Ein Film über Amerika, seine Grausamkeit, seine Gier
Von welchem Konflikt handelt „The Brutalist“? Vom ältesten, den es gibt: dem Duell zweier Männer. Die Optik des Films wird immer dann scharf gestellt, wenn Van Buren und László einander gegenübertreten, und obwohl Adrien Brody in der Rolle des Schmerzensmanns aus Ungarn jeden Darstellerpreis verdient hat, ist es Guy Pearce als Harrison Lee Van Buren, der dabei die Gefechtstemperatur bestimmt.
Denn „The Brutalist“ ist im Kern ein Film über Amerika, seine Hybris, seine Grausamkeit und seine Gier, und womöglich hat diese in Trump-Zeiten überfällige Aktualisierung eines ewigen Kinothemas bei den Rezensenten jenseits des Atlantiks die filmkritischen Sicherungen gesprengt. Pearce als Van Buren ist mehr als ein Schauspieler, er ist ein Phänomen. Er ist der Sohn, den John Huston als blutschänderischer Magnat in Polanskis „Chinatown“ nicht gehabt hat, und folgerichtig wird er auf dem Höhepunkt des Dramas nicht zum Killer, sondern zum Vergewaltiger.

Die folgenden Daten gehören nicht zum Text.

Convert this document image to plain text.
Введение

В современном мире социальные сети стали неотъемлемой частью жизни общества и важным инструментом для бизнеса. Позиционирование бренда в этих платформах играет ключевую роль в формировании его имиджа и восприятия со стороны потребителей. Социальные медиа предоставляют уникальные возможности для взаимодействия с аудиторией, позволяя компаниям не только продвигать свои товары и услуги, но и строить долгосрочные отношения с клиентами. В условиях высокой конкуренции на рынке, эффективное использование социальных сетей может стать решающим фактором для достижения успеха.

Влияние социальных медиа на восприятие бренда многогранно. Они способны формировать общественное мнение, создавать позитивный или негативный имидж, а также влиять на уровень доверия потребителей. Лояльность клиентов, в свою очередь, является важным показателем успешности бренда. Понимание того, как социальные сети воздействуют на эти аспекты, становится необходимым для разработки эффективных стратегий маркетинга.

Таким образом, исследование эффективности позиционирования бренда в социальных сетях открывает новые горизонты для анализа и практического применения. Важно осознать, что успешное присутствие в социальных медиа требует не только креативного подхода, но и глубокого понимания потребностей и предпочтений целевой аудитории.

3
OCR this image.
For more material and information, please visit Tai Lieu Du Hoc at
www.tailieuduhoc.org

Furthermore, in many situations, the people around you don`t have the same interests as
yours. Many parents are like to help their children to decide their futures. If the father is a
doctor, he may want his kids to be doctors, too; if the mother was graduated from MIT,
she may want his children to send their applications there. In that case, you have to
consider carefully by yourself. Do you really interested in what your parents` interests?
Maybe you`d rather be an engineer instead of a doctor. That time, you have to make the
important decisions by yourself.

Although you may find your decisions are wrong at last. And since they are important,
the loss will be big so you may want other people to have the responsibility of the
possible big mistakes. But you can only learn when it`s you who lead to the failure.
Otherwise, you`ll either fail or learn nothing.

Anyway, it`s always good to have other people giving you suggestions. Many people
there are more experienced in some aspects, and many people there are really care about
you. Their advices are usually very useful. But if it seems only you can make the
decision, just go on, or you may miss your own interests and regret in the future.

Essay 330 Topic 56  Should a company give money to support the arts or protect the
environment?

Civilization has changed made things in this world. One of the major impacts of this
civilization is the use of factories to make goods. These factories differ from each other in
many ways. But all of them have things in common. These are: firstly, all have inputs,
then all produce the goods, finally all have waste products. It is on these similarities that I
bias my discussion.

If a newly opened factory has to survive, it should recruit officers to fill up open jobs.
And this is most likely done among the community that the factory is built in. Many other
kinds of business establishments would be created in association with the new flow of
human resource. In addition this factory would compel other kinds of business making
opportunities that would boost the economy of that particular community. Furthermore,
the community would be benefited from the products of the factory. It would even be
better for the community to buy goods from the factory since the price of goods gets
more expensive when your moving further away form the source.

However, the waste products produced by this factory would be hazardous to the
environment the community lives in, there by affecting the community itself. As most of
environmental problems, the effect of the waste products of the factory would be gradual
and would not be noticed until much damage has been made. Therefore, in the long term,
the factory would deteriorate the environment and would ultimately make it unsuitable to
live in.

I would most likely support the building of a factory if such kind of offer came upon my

Die Szene spielt, ausgerechnet, in Italien. Der Architekt und sein Mäzen fahren nach Carrara, um Marmor für ihr Bauprojekt auszusuchen, sie laufen durch das Labyrinth der Steinbrüche, als wären es die Adern des Hades. Aber nur László wird dort unten von seinen Dämonen überwältigt, den Lagern, den Leichen, den Fratzen der Täter. In einem Stollen bricht er zusammen. Van Buren, der ihm gefolgt ist, stürzt sich auf ihn, und während er ihn missbraucht, hält er ihm einen Vortrag über Schuld und Sühne, Starke und Schwache, der wie die Parodie einer Sonntagspredigt klingt – oder eine zur Kenntlichkeit entstellte Präsidentenrede.
Der Rest des Films ist Nachklapp und Fußnote, auch wenn Felicity Jones für ihren Auftritt im Rollstuhl an der Dinnertafel der Dollar-Aristokratie eine eigene Würdigung verdient hätte. Doch es dauert einige Zeit, bis sich solche Momente aus dem Bildernebel lösen, der die Geschichte nach 210 Kinominuten einhüllt. Der Tempel der Moderne, den László Tóth in Amerika bauen will, ist übrigens am Ende des Films tatsächlich fertig; nur kommt es darauf nicht mehr an. Von Alfred Hitchcock hat Brady Corbet nämlich nicht nur das altmodische Bildformat Vistavision übernommen, sondern auch die Idee des MacGuffins, eines Objekts, das die Handlung in Gang hält, ohne für sie die geringste inhaltliche Bedeutung zu haben. Einen größeren MacGuffin als das Van Buren Institute hat es im Kino vermutlich noch nicht gegeben. Dass Monumentalität und Qualität nicht dasselbe sind, steht allerdings auf einem anderen Blatt.